In Italia ci stanchiamo presto di tutto, anche delle primarie. “Un eccesso di democrazia”, commenta qualcuno, soprattutto dal centro-destra, in attesa della due giorni del Pd; “vinceranno i soliti, sostenuti dagli apparati del partito”, sostengono al contrario i “duri e puri” alla Grillo, auspicando un’eterna palingenesi della politica che non si capisce da dove debba arrivare.
DIETRO LE QUINTE LA “SOLITA POLITICA”
Certo, guardando dietro le quinte si registrano le “solite manovre” degli apparati e dei gruppi organizzati, che corrispondono ad un desiderio di misurare il proprio potere interno al partito; certo ci sono i bersaniani che vogliono capitalizzare la vittoria delle primarie per la premiership, e i renziani che cercano la rivincita; certo, c’è l’eterno conflitto tra personalità emergenti a livello locale, che cercano un posto al sole a scapito di altri, e giocano la loro battaglia con le candidature, per cercare di piazzare se stessi e i propri fedelissimi in testa alle liste, il che con questa legge significa un passaporto sicuro per Roma; certo, si incrinano sodalizi che sembrano destinati a durare per sempre, nel nome di una “nuova politica”, e invece durano solo fino a quando c’è un avversario comune con cui confrontarsi, per poi cadere inevitabilmente nella “vecchia politica”, fatta di sgambetti e compromessi; certo, ci sono strategie e tattiche che, una volta che non sono più condivise, si portano dietro inevitabilmente dolorose lacerazioni personali…
MA QUI C’È UN VERTICHE CHE CEDE ALLA BASE PARTE DEL PROPRIO POTERE
Fermandosi a questo si rischierebbe però di spingere in secondo piano la grande novità di questa consultazione: il vertice di un partito che cede una parte del proprio potere alle sue strutture inferiori, e in ultima istanza ai propri elettori, in quella che è una delle operazioni forse meno “nobili” ma certamente più decisive per la propria azione politica: la scelta della classe dirigente futura. In tempi di Porcellum la contendibilità dei posti di parlamentare è un “regalo” che gli iscritti del Pd (e per estensione di Sel e del Psi) farebbero bene a non sottovalutare (e a giocarsi molto bene), perché non risulta che altre forze politiche abbiano scelto di rinunciare alla cooptazione degli eletti direttamente dal vertice.

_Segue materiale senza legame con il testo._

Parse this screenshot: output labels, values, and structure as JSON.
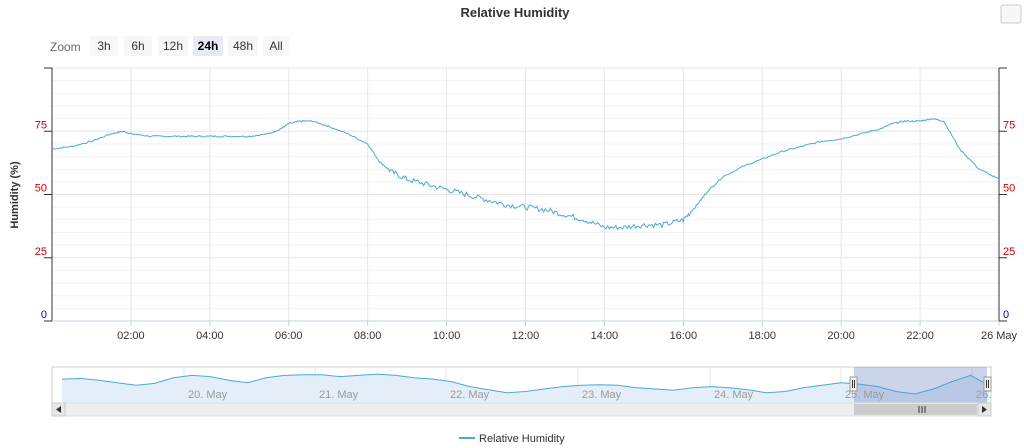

Tutto questo avviene anche attraverso operazioni opache, riposizionamenti strategici, do ut des gestiti da qualche maggiorente? Certo, in un mondo perfetto tutto questo non avrebbe diritto di cittadinanza, ma in questo mondo, scusate, come dovrebbe avvenire? “Prego, prima tu”, “no, io non mi merito quel posto”, “ma non c’è qualcuno di sconosciuto da candidare”? Oppure attraverso le risibili (e opacissime) Parlamentarie on line di Grillo? In quale altro modo dovrebbero formarsi le candidature, se non attraverso la strutture del partito oppure il farsi avanti di esponenti (necessariamente ambizioni, a volte anche narcisisti) della società civile? E se si tratta di rappresentanti di questa o quella associazione attiva nel sociale va anche bene, ma come si può pensare che personaggi anche eminenti in questa o quella disciplina, che fino a ieri si sono limitati a fare (bene) il proprio lavoro, possano avere la visibilità (e anche la forma mentis) necessaria per raccogliere il consenso degli iscritti di un partito?

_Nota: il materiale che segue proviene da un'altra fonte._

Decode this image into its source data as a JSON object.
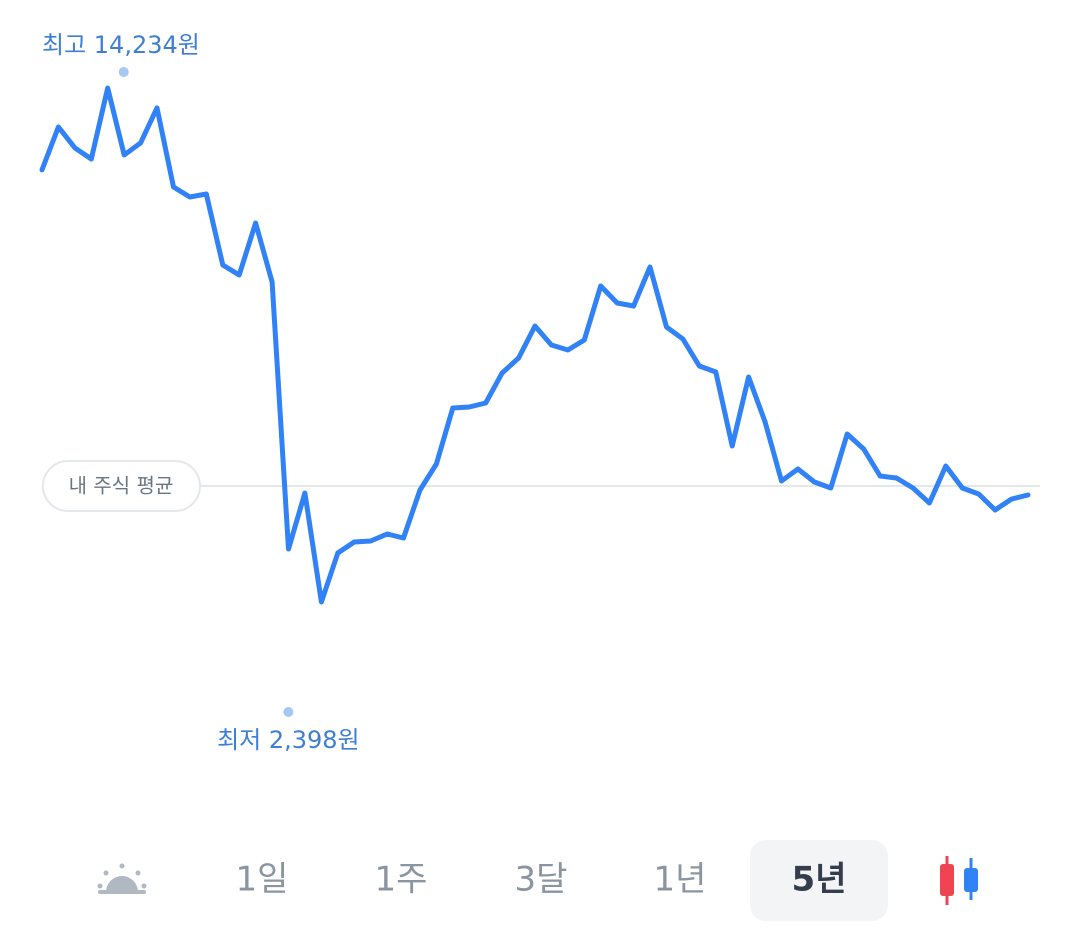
{
  "chart_data": {
    "type": "line",
    "color": "#3182f6",
    "values": [
      12347,
      13337,
      12854,
      12600,
      14234,
      12692,
      12969,
      13775,
      11955,
      11725,
      11794,
      10159,
      9929,
      11126,
      9768,
      3619,
      4908,
      2398,
      3526,
      3780,
      3803,
      3964,
      3872,
      4977,
      5576,
      6866,
      6889,
      6981,
      7672,
      8017,
      8754,
      8317,
      8202,
      8432,
      9675,
      9284,
      9215,
      10113,
      8731,
      8455,
      7833,
      7695,
      5991,
      7580,
      6543,
      5185,
      5461,
      5162,
      5023,
      6267,
      5922,
      5300,
      5254,
      5023,
      4678,
      5530,
      5023,
      4885,
      4517,
      4770,
      4862
    ],
    "high_label": "최고 14,234원",
    "low_label": "최저 2,398원",
    "reference": {
      "label": "내 주식 평균",
      "value": 5069
    }
  },
  "tabs": {
    "items": [
      "1일",
      "1주",
      "3달",
      "1년",
      "5년"
    ],
    "selected": 4
  }
}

L’UNICA ECCEZIONE CHE HO REGISTRATO…
Personalmente ho visto in un’unica occasione funzionare diversamente le procedure di selezione delle dirigenze, con l’accettazione (non la ricerca) del potere, la sua gestione con reale spirito di servizio per la comunità, la condivisione capillare delle scelte, e infine il gioioso ritorno alle proprie occupazioni precedenti alla fine del proprio mandato: parlo delle Comboniane, un’organizzazione femminile, missionaria e probabilmente… eterodiretta dallo Spirito Santo.